Indeed how to solve $$$C$$$. Greedy algorithms like taking largest possible number fail. I felt it was kind of similar to yesterday's A

Digit dp-esque dp worked for me

dp digit

for a given k can we do it? if we can answer this then its easy just do k++ until we get one. It will never go too far. Now lets try to answer the first part that for a given k can we do it? Try to think of a dp state. run a loop from right to left digits one by one in n. ( i=1 to len(n)) i=1 corresponding to the rightmost digit.

we will pass three variables after every iteration i. lowest and highest carry, and mx_k that is the maximum no. of i-1 digit numbers possible up to this point. and lowest and highest carry should correspond to mx_k.

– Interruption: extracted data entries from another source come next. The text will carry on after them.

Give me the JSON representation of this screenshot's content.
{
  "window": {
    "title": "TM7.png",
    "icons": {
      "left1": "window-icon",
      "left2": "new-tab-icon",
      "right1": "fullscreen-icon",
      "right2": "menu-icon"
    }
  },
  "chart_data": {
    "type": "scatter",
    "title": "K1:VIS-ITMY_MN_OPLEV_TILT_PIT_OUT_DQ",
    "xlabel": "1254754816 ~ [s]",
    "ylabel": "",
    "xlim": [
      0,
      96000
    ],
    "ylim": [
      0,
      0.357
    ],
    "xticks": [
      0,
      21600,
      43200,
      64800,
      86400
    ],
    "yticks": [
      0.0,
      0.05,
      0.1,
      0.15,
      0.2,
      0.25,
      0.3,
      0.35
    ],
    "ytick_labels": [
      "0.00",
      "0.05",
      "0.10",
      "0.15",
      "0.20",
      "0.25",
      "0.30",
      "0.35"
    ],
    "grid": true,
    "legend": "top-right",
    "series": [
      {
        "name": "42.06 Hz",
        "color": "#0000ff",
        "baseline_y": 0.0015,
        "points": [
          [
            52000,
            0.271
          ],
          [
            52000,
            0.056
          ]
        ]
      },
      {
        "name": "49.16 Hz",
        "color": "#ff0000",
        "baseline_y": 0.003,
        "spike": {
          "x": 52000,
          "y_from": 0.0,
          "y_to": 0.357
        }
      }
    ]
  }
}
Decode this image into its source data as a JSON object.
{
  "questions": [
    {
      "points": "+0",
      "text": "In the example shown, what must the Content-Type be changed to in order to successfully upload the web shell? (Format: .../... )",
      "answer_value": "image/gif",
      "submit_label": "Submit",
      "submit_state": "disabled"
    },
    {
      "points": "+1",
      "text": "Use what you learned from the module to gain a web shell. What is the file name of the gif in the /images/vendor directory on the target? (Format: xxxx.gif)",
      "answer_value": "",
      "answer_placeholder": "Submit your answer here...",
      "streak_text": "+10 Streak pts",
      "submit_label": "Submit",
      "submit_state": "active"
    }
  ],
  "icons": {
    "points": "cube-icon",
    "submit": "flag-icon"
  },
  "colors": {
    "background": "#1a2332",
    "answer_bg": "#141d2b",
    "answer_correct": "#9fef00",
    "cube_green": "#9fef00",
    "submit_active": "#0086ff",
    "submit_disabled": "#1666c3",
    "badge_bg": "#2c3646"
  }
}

tough to explain the mx_k part. Give a good read and think you will get what I meant to say.

my solution

Another solution with dfs: The restriction that no digit can be 0 is troublesome, so I considered to clear out this. We minus n with numbers like 111111, 1111 first, and then the digits can be 0,1,2, which is a greedy problem similar to 1530A. Thus it can be proved that the answer is not greater than 5, and we are able to solve it by dfs. For each number, we only need to fix its length, and minus n with 11..1 with the same length. In the end check whether n (after minus) can be constructed by numbers which digits are 0 or 1 or 2. With a little amount of optimization, the solution was accepted.

If $$$a_i > a_{i+1}$$$, it's optimal to choose $$$b_i = b_{i+1}$$$, else it's optimal to choose $$$c_i = c_{i+1}$$$.
Then, the $$$b_i$$$ and the $$$c_i$$$ can be uniquely determined for a fixed $$$b_1$$$ and they have the form $$$\mid b_1 - k \mid$$$ ($$$k$$$ is different for each $$$b_i$$$ and $$$c_i$$$).
The optimal $$$b_1$$$ is the median of the $$$2n$$$ values of $$$k$$$.

ternary search on the value of $$$B_1$$$, knowing that $$$B_i=B_{i-1}+max(A_i-A_{i-1},0)$$$ and C as the complement of B

It's the first editorial in E. Seem like the author put it in the wrong place.

One of the (almost) middle elements can be 0

After fix we do simple greedy to left and right

arc123/submissions/24365978

I think AtCoder is turning harder and harder.

All the latest ARCs are mostly hard, you also need to get used to the ARC problems, on my first ARCs I always had a bad performance and the problems seem quite difficult, however after some contests, you will find the problems more accessible (excluding all F's, and some E's, and the other problems are still hard, but at least you can elaborate more on how to solve them). They are really fun and you can learn and enjoy a lot. I am really grateful to all atcoder writers, coordinators, and staff, the contests are great.

First sort all the three input arrays(A,B,C) and then count for valid triplets such that the upper bound of first element from the first array A uniquely exists in second array B and upper bound of that element from second array B uniquely exists in third array C.

sort( a.begin(), a.end() );
sort( b.begin(), b.end() );
sort( c.begin(), c.end() );
int count = 0;
for(int i = 0; i < n; i++){
    auto itr1 = upper_bound( b.begin(), b.end(), a[i] );
    auto itr2 = upper_bound( c.begin(), c.end(), *itr1 );
    if ( itr1 == b.end() || itr2 == c.end() ){
        break;
    }
    else{
        count += 1;
        b.erase(itr1);
        c.erase(itr2);
    }
}
cout << count << "\n";